## NLP With Hotel Review Part 2

### Pallavi Chintaluri

In [1]:
# Import base packages. Other specific packages will be imported at the time of modelling

import numpy as np
import pandas as pd
import matplotlib.pyplot as plt
%matplotlib inline

# Ignore warnings
import warnings
warnings.filterwarnings("ignore")

In [2]:
# Utilise helper functions to enhance visualizations

def PlotBoundaries(model, X, Y, dot_size=20, figsize=(10,7)) :
    '''
    Helper function that plots the decision boundaries of a model and data (X,Y)
    code modified from: https://scikit-learn.org/stable/auto_examples/neighbors/plot_classification.html
    '''
    
    x_min, x_max = X[:, 0].min() - 1, X[:, 0].max() + 1
    y_min, y_max = X[:, 1].min() - 1,X[:, 1].max() + 1
    xx, yy = np.meshgrid(np.arange(x_min, x_max, 0.01), np.arange(y_min, y_max, 0.01))

    Z = model.predict(np.c_[xx.ravel(), yy.ravel()])
    Z = Z.reshape(xx.shape)

    plt.figure(figsize=figsize)
    plt.contourf(xx, yy, Z, alpha=0.4)

    #Plot
    plt.scatter(X[:, 0], X[:, 1], c=Y, s=dot_size, edgecolor='k')
    plt.show()

In [10]:
# Import data 
clean_test_df = pd.read_csv(r'C:\Users\palla\clean_data\clean_test_dataframe.csv')
clean_train_df = pd.read_csv(r'C:\Users\palla\clean_data\clean_train_dataframe.csv')

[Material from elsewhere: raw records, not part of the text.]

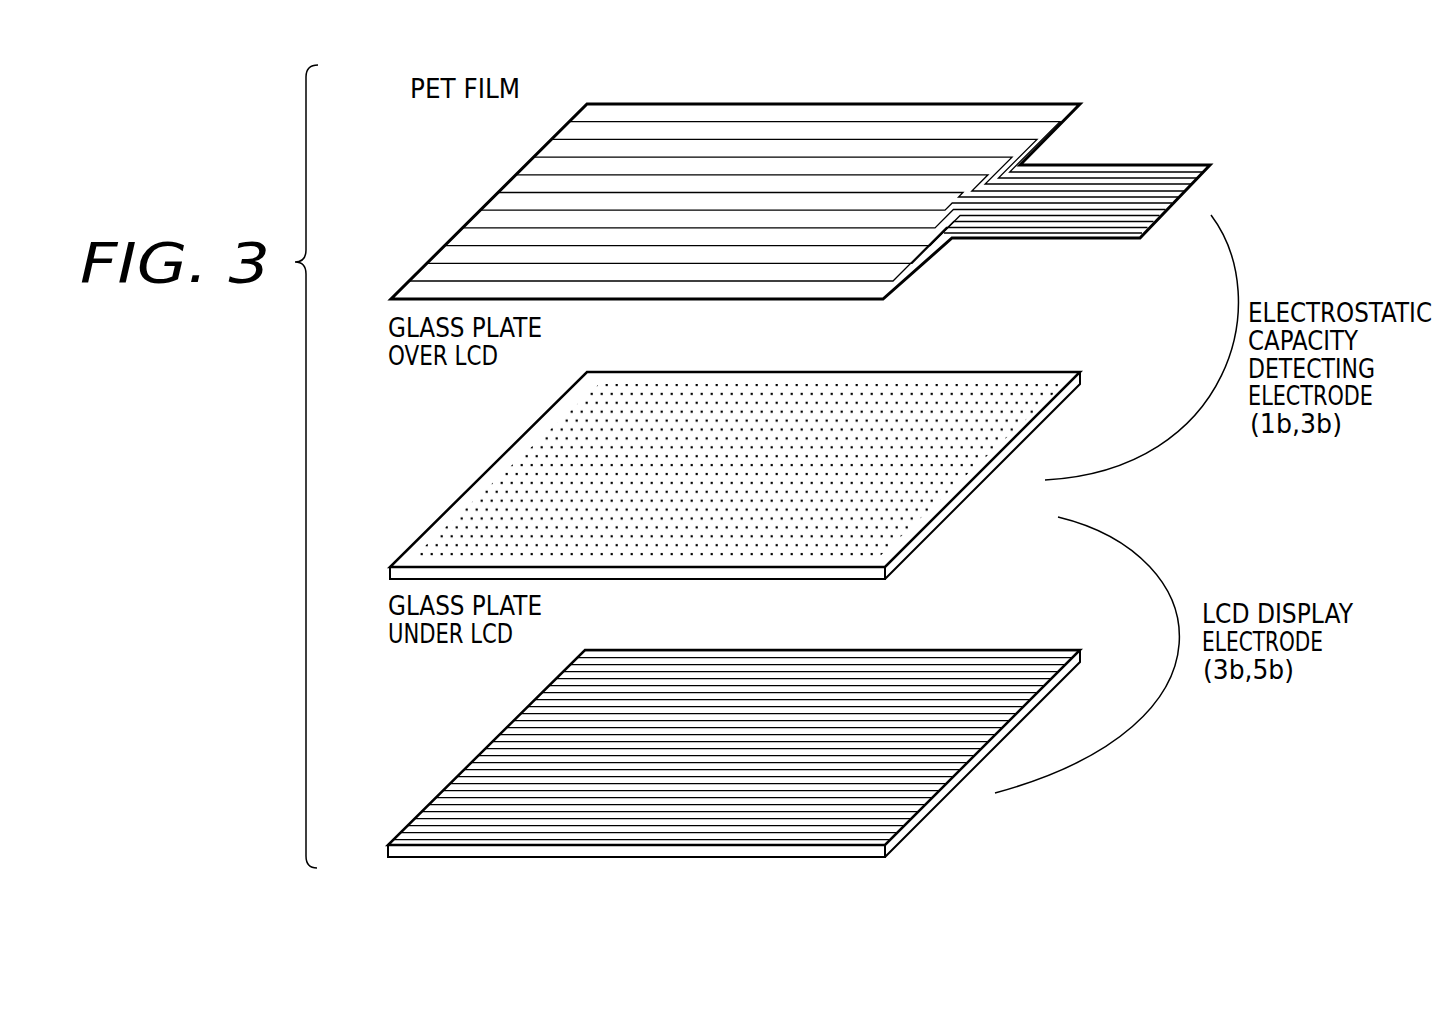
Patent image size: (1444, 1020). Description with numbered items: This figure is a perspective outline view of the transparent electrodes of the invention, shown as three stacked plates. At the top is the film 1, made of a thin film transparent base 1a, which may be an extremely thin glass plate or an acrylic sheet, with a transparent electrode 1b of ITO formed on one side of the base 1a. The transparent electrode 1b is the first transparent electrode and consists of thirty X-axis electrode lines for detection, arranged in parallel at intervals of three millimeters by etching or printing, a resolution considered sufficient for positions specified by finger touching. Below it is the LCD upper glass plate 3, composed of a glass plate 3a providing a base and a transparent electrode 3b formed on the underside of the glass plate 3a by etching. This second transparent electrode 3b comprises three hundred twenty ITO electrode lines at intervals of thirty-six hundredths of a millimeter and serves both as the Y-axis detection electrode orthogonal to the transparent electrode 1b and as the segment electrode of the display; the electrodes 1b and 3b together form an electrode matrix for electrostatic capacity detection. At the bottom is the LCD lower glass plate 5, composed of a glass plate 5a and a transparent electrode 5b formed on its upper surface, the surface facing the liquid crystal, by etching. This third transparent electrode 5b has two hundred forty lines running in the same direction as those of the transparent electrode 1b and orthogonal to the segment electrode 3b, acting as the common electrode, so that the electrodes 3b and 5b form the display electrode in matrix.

The film 1 is at (800, 184).
The transparent base 1a is at (1035, 98).
The transparent electrode 1b is at (960, 135).
The LCD upper glass plate 3 is at (739, 459).
The glass plate 3a is at (1037, 367).
The transparent electrode 3b is at (962, 402).
The LCD lower glass plate 5 is at (738, 738).
The glass plate 5a is at (1037, 647).
The transparent electrode 5b is at (960, 677).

# Seperate X and y variables for the two datasets
# The training data is called remain data to facilitate train-validate split for later questions
X_remain = clean_train_df.drop(columns = 'rating')
y_remain = clean_train_df['rating']

X_test = clean_test_df.drop(columns = 'rating')
y_test = clean_test_df['rating']

# Create train and validate sets
from sklearn.model_selection import train_test_split

X_train, X_validate, y_train, y_validate = \
    train_test_split(X_remain, y_remain, test_size = 0.3,
                     random_state=1)

# Create a small sample set as well
X_validate, X_sample, y_validate, y_sample = \
    train_test_split(X_validate, y_validate, test_size = 0.5)